药童见阻拦不住,只好退一步,“那你稍微等等。我找些竹板给你固定右肩。再弄些油布防水,有话好好说我自然肯帮你,别冲动。”
傅廿见对方让步,也没再为难。
他记得昨夜擦身的时候避开了伤口,伤口肯定没脏。
过了好一会儿,药童才找来煮沸过的竹板和油布。
替他缠好伤口的时候天色都已经有些发亮。
傅廿迫不及待的走进院内的简单用草席围住的露天浴房,刚想脱衣服,却发现药童也跟了进来。
“你进来干嘛?我说了不会让伤口碰水。”
“你一只手肯定不方便,我得看着你,不能让你出意外。”见他死活不配合,药童的声音很焦急,“我都偷偷允许你出来冲凉了。明早万一再烧起来或是伤口见水,我肯定脱不开责任。”
“说了不会连累你。”傅廿对自己的身体还是十分清楚的。
体内没有蛊毒的情况下,感染造成的高烧,只要开始退烧就不会复发。这么多年行走江湖,没有郎中熬过去的时候多了去,根本不会出事。而且右臂被油布包的严实,想淋不水都难。
“不行!”
傅廿没再理他,自顾自的开始脱衣服。
脱完上半身,傅廿瞥了一眼还在叽叽喳喳药童,揉了揉太阳穴。
只要洗澡的时候不捣乱就行,至于他想看便看吧,傅廿如是想到。
把亵衣亵裤全放在一边,傅廿刚舀了一瓢水,就见药童上来抢。
“我帮您洗!您站着别乱动好不好?求求您了。”
傅廿叹了口气。
心说早些时候装作弱不禁风的样子怕是过头了。
僵持间,傅廿察觉到浴房外有脚步声。
还没辨认出来者是谁,突然,只看见浴房简易的门口,冒出来了两个人头。
一个好像是泽王……
傅廿还没看清泽王的脸,只见一只手直接强行把泽王的脑袋按了出去。
“哎呀,疼!”泽王没忍住喊了一声。
傅廿这才看清,还有一个是……是,是那个男人。
一时间,傅廿手里端着的水瓢都抖了一下。所幸,水未撒出来。
他用余光瞥了一眼刚脱下来的衣服。
要去穿上吗?
还是干脆就这样站着?
傅廿一时间既纠结又尴尬,双脚像是长钉一样,钉在原地一动都不敢动。
愣了好久,傅廿才想起来行礼。
顺势扔下手中的水瓢,还没跪下,就被呵住了。
“免礼。
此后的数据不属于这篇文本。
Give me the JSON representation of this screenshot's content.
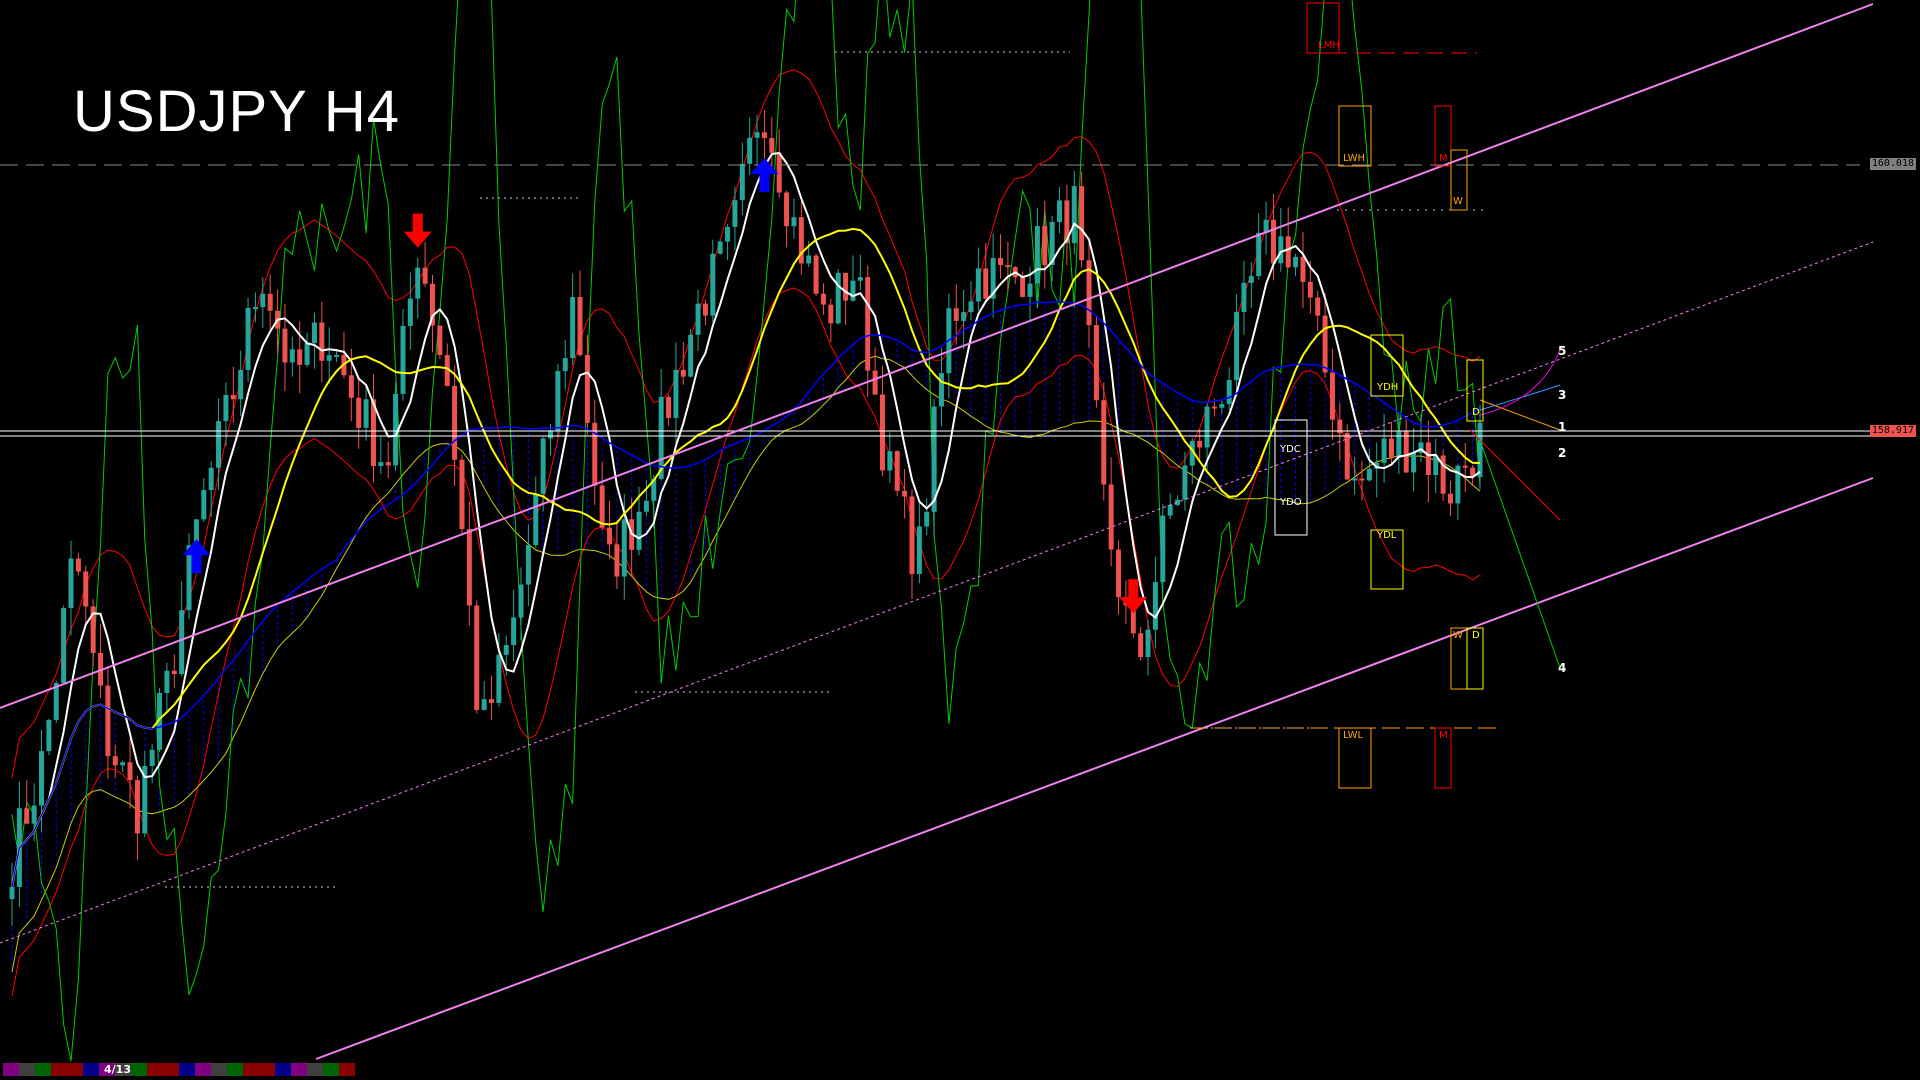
{
  "title": "USDJPY H4",
  "price_labels": {
    "upper": "160.018",
    "current": "158.917"
  },
  "page_indicator": "4/13",
  "levels": {
    "lmh": "LMH",
    "lwh": "LWH",
    "m_high": "M",
    "w_high": "W",
    "ydh": "YDH",
    "ydc": "YDC",
    "ydo": "YDO",
    "ydl": "YDL",
    "d_high": "D",
    "w_low": "W",
    "d_low": "D",
    "lwl": "LWL",
    "m_low": "M"
  },
  "projection_numbers": [
    "5",
    "3",
    "1",
    "2",
    "4"
  ],
  "colors": {
    "background": "#000000",
    "bull": "#26a69a",
    "bear": "#ef5350",
    "channel": "#ee82ee",
    "ma_fast": "#ffffff",
    "ma_mid": "#ffff00",
    "ma_slow": "#0000ff",
    "envelope": "#ff0000",
    "oscillator": "#00cc00",
    "cloud": "#0000ff"
  },
  "bottom_bar_colors": [
    "#800080",
    "#404040",
    "#006400",
    "#8b0000",
    "#8b0000",
    "#00008b",
    "#800080",
    "#404040",
    "#006400",
    "#8b0000",
    "#8b0000",
    "#00008b"
  ],
  "chart_data": {
    "type": "candlestick",
    "symbol": "USDJPY",
    "timeframe": "H4",
    "ylim": [
      156.24,
      160.69
    ],
    "grid": false,
    "horizontal_levels": [
      160.018,
      158.917
    ],
    "close_path": [
      157.16,
      157.56,
      158.42,
      157.66,
      157.36,
      157.87,
      158.57,
      159.03,
      159.58,
      159.13,
      159.33,
      159.03,
      158.77,
      159.68,
      159.08,
      157.66,
      158.07,
      158.77,
      159.48,
      158.32,
      158.57,
      159.03,
      159.43,
      159.68,
      160.29,
      159.78,
      159.38,
      159.58,
      158.77,
      158.37,
      159.38,
      159.58,
      159.53,
      159.68,
      159.84,
      158.57,
      157.92,
      158.57,
      158.88,
      159.18,
      159.68,
      159.68,
      159.18,
      158.67,
      158.83,
      158.88,
      158.67,
      158.88
    ],
    "signals": [
      {
        "type": "buy",
        "index": 6
      },
      {
        "type": "sell",
        "index": 13
      },
      {
        "type": "buy",
        "index": 24
      },
      {
        "type": "sell",
        "index": 36
      }
    ]
  }
}
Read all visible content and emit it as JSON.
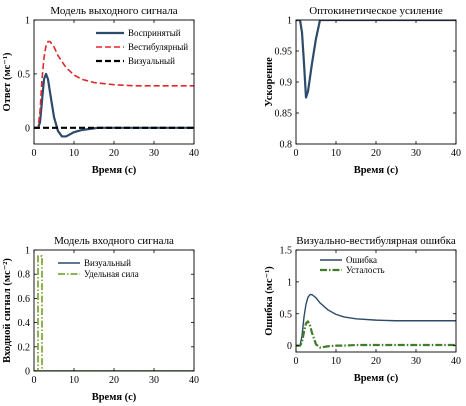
{
  "chart_data": [
    {
      "type": "line",
      "title": "Модель выходного сигнала",
      "xlabel": "Время (с)",
      "ylabel": "Ответ (мс⁻¹)",
      "xlim": [
        0,
        40
      ],
      "ylim": [
        -0.15,
        1.0
      ],
      "xticks": [
        "0",
        "10",
        "20",
        "30",
        "40"
      ],
      "yticks": [
        "0",
        "0.5",
        "1"
      ],
      "ytick_values": [
        0,
        0.5,
        1
      ],
      "xtick_values": [
        0,
        10,
        20,
        30,
        40
      ],
      "grid": false,
      "legend_position": "top-right",
      "series": [
        {
          "name": "Воспринятый",
          "color": "#2d4a6b",
          "style": "solid",
          "width": 2.2,
          "x": [
            0,
            1,
            1.5,
            2,
            2.5,
            3,
            3.5,
            4,
            5,
            6,
            7,
            8,
            9,
            10,
            12,
            14,
            16,
            18,
            20,
            25,
            30,
            35,
            40
          ],
          "y": [
            0,
            0,
            0.05,
            0.25,
            0.45,
            0.5,
            0.45,
            0.33,
            0.1,
            -0.03,
            -0.08,
            -0.08,
            -0.06,
            -0.04,
            -0.02,
            -0.01,
            0,
            0,
            0,
            0,
            0,
            0,
            0
          ]
        },
        {
          "name": "Вестибулярный",
          "color": "#e0282c",
          "style": "dashed",
          "width": 1.6,
          "x": [
            0,
            1,
            1.5,
            2,
            2.5,
            3,
            3.5,
            4,
            5,
            6,
            8,
            10,
            12,
            15,
            20,
            25,
            30,
            35,
            40
          ],
          "y": [
            0,
            0,
            0.15,
            0.45,
            0.65,
            0.76,
            0.8,
            0.8,
            0.75,
            0.67,
            0.56,
            0.49,
            0.45,
            0.42,
            0.4,
            0.39,
            0.39,
            0.39,
            0.39
          ]
        },
        {
          "name": "Визуальный",
          "color": "#000000",
          "style": "dashed",
          "width": 2.2,
          "x": [
            0,
            40
          ],
          "y": [
            0,
            0
          ]
        }
      ]
    },
    {
      "type": "line",
      "title": "Оптокинетическое усиление",
      "xlabel": "Время (с)",
      "ylabel": "Ускорение",
      "xlim": [
        0,
        40
      ],
      "ylim": [
        0.8,
        1.0
      ],
      "xticks": [
        "0",
        "10",
        "20",
        "30",
        "40"
      ],
      "yticks": [
        "0.8",
        "0.85",
        "0.9",
        "0.95",
        "1"
      ],
      "ytick_values": [
        0.8,
        0.85,
        0.9,
        0.95,
        1.0
      ],
      "xtick_values": [
        0,
        10,
        20,
        30,
        40
      ],
      "grid": false,
      "series": [
        {
          "color": "#2d4a6b",
          "style": "solid",
          "width": 2.2,
          "x": [
            0,
            1,
            1.5,
            2,
            2.5,
            3,
            4,
            5,
            6,
            8,
            10,
            20,
            30,
            40
          ],
          "y": [
            1.0,
            1.0,
            0.98,
            0.93,
            0.875,
            0.885,
            0.93,
            0.97,
            1.0,
            1.0,
            1.0,
            1.0,
            1.0,
            1.0
          ]
        }
      ]
    },
    {
      "type": "line",
      "title": "Модель входного сигнала",
      "xlabel": "Время (с)",
      "ylabel": "Входной сигнал (мс⁻²)",
      "xlim": [
        0,
        40
      ],
      "ylim": [
        0,
        1.0
      ],
      "xticks": [
        "0",
        "10",
        "20",
        "30",
        "40"
      ],
      "yticks": [
        "0",
        "0.2",
        "0.4",
        "0.6",
        "0.8",
        "1"
      ],
      "ytick_values": [
        0,
        0.2,
        0.4,
        0.6,
        0.8,
        1.0
      ],
      "xtick_values": [
        0,
        10,
        20,
        30,
        40
      ],
      "grid": false,
      "legend_position": "top-right",
      "series": [
        {
          "name": "Визуальный",
          "color": "#2d4a6b",
          "style": "solid",
          "width": 1.4,
          "x": [
            0,
            40
          ],
          "y": [
            0,
            0
          ]
        },
        {
          "name": "Удельная сила",
          "color": "#7fab3c",
          "style": "dashdot",
          "width": 1.8,
          "x": [
            0,
            1,
            1,
            2,
            2,
            40
          ],
          "y": [
            0,
            0,
            0.95,
            0.95,
            0,
            0
          ]
        }
      ]
    },
    {
      "type": "line",
      "title": "Визуально-вестибулярная ошибка",
      "xlabel": "Время (с)",
      "ylabel": "Ошибка (мс⁻¹)",
      "xlim": [
        0,
        40
      ],
      "ylim": [
        -0.1,
        1.5
      ],
      "xticks": [
        "0",
        "10",
        "20",
        "30",
        "40"
      ],
      "yticks": [
        "0",
        "0.5",
        "1",
        "1.5"
      ],
      "ytick_values": [
        0,
        0.5,
        1.0,
        1.5
      ],
      "xtick_values": [
        0,
        10,
        20,
        30,
        40
      ],
      "grid": false,
      "legend_position": "top-right",
      "series": [
        {
          "name": "Ошибка",
          "color": "#2d4a6b",
          "style": "solid",
          "width": 1.4,
          "x": [
            0,
            1,
            1.5,
            2,
            2.5,
            3,
            3.5,
            4,
            5,
            6,
            8,
            10,
            12,
            15,
            20,
            25,
            30,
            35,
            40
          ],
          "y": [
            0,
            0,
            0.15,
            0.45,
            0.65,
            0.76,
            0.8,
            0.8,
            0.75,
            0.67,
            0.56,
            0.49,
            0.45,
            0.42,
            0.4,
            0.39,
            0.39,
            0.39,
            0.39
          ]
        },
        {
          "name": "Усталость",
          "color": "#3f7d2a",
          "style": "dashdot",
          "width": 2.2,
          "x": [
            0,
            1,
            1.5,
            2,
            2.5,
            3,
            3.5,
            4,
            5,
            6,
            7,
            8,
            10,
            12,
            15,
            20,
            25,
            30,
            35,
            40
          ],
          "y": [
            0,
            0,
            0.05,
            0.22,
            0.35,
            0.38,
            0.32,
            0.2,
            0.02,
            -0.03,
            -0.02,
            -0.01,
            0,
            0,
            0.01,
            0.01,
            0.01,
            0.01,
            0.01,
            0.01
          ]
        }
      ]
    }
  ]
}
大清早听见这儿动静大,便来看看是怎么回事儿。”
门口的声音还是冷冷的。
低着头,傅廿也能想到楚朝颐的脸上写着“伤风败俗”四个字。
“这么早,未曾想到您在这儿,无意惊扰圣驾,望陛下恕罪。”傅廿生硬的说道。
说完,傅廿有想给自己一个嘴巴子。
这个时辰正好该上早朝,楚朝颐身上穿的是朝服,而且泽王也在,多半是彻夜处理政务后二人一起上朝路过。毕竟多年前,他就站在泽王现在站的位置,陪同楚朝颐一同步行去上朝。
说完,傅廿久久没听见回话。
“朕记得你身上伤重,太医应当交代过让你卧床休息。”说完,楚朝颐瞥了一眼跪着的药童,“怎么不拦着他?”
“回陛下,他拦不住属下。”傅廿抢在药童前面答到。
回答完,傅廿感觉到那双灼灼目光转落在他身上。
幽深的目光毫不掩饰的舔舐过他全身上下,最终,目光似乎常驻在腰间,不肯移开。
傅廿被看的浑身不自在,一直在瞥不远处自己的衣服。
早知道不管三七二十一,先穿好衣服再说。未着衣衫的时候同僚不管怎么看,傅廿都觉得无妨,不会有丝毫多余的情绪。
可是被这个男人看不一样,大抵是天子尊严的威慑力,又或是身体残缺的缘故,有些说不上的耻感。
沉默。
感觉到楚朝颐的目光还死死地停留在他身上,傅廿咬了咬牙,觉得该说些什么缓解现在这个过分尴尬的氛围。
作者有话要说:嘿嘿。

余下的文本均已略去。